“Old Friends”
Old Friends, Oil on Canvas, 34x34in, 2018
“Old Friends” is the first figural painting that sparked a clear direction for the future of my work. The physical blending of black/brown and white tones displayed in this painting has allowed me to reconnect with both sides of my black and white heritage, and ultimately ignited my journey of breaking free of the archetypal molds that I and my peers have tried to endlessly cram myself into. My old friends are the mindsets and expectations that were generational and socially ingrained into me, including beauty standards that I reject so that I can freely exist as the person that I am naturally.
I started painting this piece with the happiest smile on my face out of pure excitement of working from life. As I started and continued to repeat the same fair skin tone of the model in front of me, I was reminded of the white centric standard of beauty I’ve been conditioned and grown up to see as desirable and worthy. I quickly became fatigued from feeling like I needed to paint true to the model, and eventually it built up so much boredom and anger within me that I began slamming any possible color into the canvas out of spite of society and disappointment in myself. I was tired of disregarding the colored side of myself and felt disappointed that I had never painted someone who looked like me before.

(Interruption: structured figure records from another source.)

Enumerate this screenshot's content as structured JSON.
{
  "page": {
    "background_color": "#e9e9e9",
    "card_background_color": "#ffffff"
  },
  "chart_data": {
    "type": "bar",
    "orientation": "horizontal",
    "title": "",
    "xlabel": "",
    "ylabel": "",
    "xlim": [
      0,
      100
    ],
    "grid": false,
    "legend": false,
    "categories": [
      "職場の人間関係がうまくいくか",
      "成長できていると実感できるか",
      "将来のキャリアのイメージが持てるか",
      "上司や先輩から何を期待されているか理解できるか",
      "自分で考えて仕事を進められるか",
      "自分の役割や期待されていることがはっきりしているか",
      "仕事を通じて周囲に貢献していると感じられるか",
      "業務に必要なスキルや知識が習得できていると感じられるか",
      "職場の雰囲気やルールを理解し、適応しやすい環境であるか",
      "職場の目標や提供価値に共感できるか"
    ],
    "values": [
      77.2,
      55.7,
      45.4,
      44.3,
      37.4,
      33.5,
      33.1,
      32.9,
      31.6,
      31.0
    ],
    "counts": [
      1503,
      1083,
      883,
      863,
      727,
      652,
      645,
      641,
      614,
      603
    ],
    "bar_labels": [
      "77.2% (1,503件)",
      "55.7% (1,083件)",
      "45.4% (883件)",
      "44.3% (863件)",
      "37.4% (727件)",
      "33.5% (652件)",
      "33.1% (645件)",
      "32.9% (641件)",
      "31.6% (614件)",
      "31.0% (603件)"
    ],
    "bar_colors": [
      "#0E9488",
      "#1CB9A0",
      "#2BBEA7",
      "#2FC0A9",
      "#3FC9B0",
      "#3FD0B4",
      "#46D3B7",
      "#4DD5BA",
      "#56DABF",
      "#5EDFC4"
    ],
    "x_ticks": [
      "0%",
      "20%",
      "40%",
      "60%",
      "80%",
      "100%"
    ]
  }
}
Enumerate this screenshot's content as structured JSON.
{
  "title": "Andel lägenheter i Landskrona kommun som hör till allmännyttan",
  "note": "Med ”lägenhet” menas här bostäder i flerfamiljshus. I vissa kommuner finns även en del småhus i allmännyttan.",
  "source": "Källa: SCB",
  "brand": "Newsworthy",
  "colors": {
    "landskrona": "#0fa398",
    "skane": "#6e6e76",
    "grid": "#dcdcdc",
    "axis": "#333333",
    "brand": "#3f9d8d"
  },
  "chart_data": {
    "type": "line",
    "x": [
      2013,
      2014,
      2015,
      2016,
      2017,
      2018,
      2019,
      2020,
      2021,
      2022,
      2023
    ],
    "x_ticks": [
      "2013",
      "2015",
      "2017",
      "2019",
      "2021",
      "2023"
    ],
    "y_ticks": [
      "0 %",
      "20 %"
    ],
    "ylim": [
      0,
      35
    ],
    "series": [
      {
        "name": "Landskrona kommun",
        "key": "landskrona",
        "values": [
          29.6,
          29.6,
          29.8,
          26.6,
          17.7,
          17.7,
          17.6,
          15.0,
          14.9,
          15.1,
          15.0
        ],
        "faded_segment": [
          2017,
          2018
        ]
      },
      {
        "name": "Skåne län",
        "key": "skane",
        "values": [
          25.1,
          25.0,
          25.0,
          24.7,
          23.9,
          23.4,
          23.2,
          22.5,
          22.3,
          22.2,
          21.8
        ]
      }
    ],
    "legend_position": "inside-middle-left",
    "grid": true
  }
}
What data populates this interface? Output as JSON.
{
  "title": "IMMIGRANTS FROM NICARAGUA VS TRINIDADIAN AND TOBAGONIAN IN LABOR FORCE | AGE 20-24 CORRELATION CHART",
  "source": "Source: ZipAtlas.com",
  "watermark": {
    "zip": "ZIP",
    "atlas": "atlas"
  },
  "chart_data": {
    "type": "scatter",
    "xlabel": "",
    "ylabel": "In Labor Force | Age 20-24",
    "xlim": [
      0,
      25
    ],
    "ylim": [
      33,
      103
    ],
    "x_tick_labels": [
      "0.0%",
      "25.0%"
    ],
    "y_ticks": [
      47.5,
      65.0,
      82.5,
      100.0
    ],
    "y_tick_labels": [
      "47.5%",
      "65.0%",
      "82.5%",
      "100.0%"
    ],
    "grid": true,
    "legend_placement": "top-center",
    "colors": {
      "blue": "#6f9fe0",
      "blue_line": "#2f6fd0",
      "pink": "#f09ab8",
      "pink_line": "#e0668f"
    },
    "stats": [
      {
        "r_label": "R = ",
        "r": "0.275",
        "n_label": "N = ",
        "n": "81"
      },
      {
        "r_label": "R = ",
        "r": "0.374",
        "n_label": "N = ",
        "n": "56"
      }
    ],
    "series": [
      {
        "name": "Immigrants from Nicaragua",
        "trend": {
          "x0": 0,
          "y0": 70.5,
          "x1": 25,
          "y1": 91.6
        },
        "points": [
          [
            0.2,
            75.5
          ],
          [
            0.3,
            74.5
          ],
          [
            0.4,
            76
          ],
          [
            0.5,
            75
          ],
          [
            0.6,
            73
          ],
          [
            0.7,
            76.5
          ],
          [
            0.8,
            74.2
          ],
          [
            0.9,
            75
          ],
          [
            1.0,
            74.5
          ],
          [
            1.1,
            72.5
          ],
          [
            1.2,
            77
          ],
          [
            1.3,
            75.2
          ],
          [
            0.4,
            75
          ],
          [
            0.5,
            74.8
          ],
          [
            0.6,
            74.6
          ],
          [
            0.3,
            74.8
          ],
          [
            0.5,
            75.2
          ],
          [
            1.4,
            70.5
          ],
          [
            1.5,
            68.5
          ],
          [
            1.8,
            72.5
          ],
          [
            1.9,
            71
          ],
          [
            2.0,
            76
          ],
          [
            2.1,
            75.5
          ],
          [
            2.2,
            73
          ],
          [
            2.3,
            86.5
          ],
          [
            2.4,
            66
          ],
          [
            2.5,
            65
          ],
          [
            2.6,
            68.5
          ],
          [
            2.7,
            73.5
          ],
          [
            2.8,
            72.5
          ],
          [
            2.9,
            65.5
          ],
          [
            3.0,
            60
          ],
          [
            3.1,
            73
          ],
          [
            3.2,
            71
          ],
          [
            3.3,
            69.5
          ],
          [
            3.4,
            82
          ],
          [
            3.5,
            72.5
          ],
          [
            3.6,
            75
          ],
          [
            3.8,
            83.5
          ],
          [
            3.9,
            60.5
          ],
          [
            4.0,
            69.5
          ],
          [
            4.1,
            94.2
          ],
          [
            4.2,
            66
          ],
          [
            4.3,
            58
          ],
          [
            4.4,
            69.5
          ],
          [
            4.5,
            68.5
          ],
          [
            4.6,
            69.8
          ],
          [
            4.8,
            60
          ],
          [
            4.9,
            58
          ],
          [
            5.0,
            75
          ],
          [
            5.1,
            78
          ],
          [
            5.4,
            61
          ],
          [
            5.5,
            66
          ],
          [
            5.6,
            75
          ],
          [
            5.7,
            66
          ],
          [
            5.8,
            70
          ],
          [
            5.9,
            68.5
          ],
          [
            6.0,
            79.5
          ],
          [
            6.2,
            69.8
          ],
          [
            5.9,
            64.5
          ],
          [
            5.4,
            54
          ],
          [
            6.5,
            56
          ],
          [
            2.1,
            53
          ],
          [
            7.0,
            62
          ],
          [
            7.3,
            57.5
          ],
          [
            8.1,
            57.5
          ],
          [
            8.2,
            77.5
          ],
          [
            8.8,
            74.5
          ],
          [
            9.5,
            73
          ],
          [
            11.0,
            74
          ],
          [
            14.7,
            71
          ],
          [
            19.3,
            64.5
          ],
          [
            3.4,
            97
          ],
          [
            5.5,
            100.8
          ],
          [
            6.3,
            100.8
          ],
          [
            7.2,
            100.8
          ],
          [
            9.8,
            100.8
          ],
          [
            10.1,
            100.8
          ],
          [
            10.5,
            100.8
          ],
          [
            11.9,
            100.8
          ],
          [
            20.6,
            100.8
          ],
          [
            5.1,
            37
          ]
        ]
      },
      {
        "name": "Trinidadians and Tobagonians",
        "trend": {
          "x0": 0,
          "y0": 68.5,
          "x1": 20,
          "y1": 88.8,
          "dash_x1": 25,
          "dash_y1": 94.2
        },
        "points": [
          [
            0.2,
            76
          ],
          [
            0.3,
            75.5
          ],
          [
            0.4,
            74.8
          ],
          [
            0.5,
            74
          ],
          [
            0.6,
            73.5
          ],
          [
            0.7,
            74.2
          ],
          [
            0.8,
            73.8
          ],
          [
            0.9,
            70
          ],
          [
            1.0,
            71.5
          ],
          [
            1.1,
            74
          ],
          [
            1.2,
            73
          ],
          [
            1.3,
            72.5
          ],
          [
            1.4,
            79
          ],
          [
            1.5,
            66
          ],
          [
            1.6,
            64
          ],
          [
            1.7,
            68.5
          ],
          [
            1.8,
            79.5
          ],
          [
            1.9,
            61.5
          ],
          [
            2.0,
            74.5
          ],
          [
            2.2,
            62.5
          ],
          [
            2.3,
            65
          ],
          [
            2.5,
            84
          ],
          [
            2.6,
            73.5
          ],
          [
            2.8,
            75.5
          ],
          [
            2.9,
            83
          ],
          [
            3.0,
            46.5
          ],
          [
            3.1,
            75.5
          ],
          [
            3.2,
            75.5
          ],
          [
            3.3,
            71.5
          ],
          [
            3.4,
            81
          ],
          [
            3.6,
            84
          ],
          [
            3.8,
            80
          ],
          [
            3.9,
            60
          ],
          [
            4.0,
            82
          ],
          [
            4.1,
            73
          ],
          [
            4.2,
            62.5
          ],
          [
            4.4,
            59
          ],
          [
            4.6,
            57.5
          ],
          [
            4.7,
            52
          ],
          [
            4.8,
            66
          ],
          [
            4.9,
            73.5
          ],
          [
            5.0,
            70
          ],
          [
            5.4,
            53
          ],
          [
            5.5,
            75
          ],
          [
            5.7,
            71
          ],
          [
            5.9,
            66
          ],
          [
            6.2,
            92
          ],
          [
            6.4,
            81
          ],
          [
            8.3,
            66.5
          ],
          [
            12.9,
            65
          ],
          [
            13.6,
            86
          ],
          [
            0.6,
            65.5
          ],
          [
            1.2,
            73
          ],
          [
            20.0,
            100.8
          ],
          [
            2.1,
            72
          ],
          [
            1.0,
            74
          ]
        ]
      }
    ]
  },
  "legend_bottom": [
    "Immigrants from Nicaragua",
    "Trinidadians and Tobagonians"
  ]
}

The impulsive choice to integrate nonsensical colors helped me confront the dual mindset of being black and white, and helped me detach from white femme ideals and unengage with perpetuating the underappreciation and underrepresentation of colored people in figure art and other. This exploration of blending color in many senses, helped me realize and embrace myself as a diverse person beyond the details of which makes up my skin color.
As a representation of a person of mixed race this painting alludes to the burdens I inherit from both sides of my black and white self while highlighting the shared experience between people of blended backgrounds. There is societal pressure to over perform and subscribe to one part of your cultural heritage so we can be more easily categorized. “You talk, dress and act funny so you aren’t black enough, but you’re also too brown to relate to us white folk but you’re also foreign so you don’t actually relate to anyone” are types of conversations that have stained my existence of simultaneously relating and unrelating to everyone. Growing up in predominantly white Virginia and Texas suburbia I struggled to be accepted as an unconventional black female in a country that expects you to be conventional. I live and realize the division of those around me and within myself focusing on the illusions of physical appearances. The façade of racial and ethnic stereotyping negates individual interests and experiences, and creates an endless rift in humanity making existing without criticism and suppression impossible.
Although this painting in particular holds an essence of discontentment, it was the catalyst for portraying colored and non colored people in a fluid way throughout my work, not only to heal my own burdens, but to empower parts of myself that are inherently and unnaturally disenfranchised. Nevertheless, the flow of nonsensical colors combined with varying skin tones has helped me bring to light and fall in love with my differences and that of other people despite race, size, ethnicity, identity and or sexuality.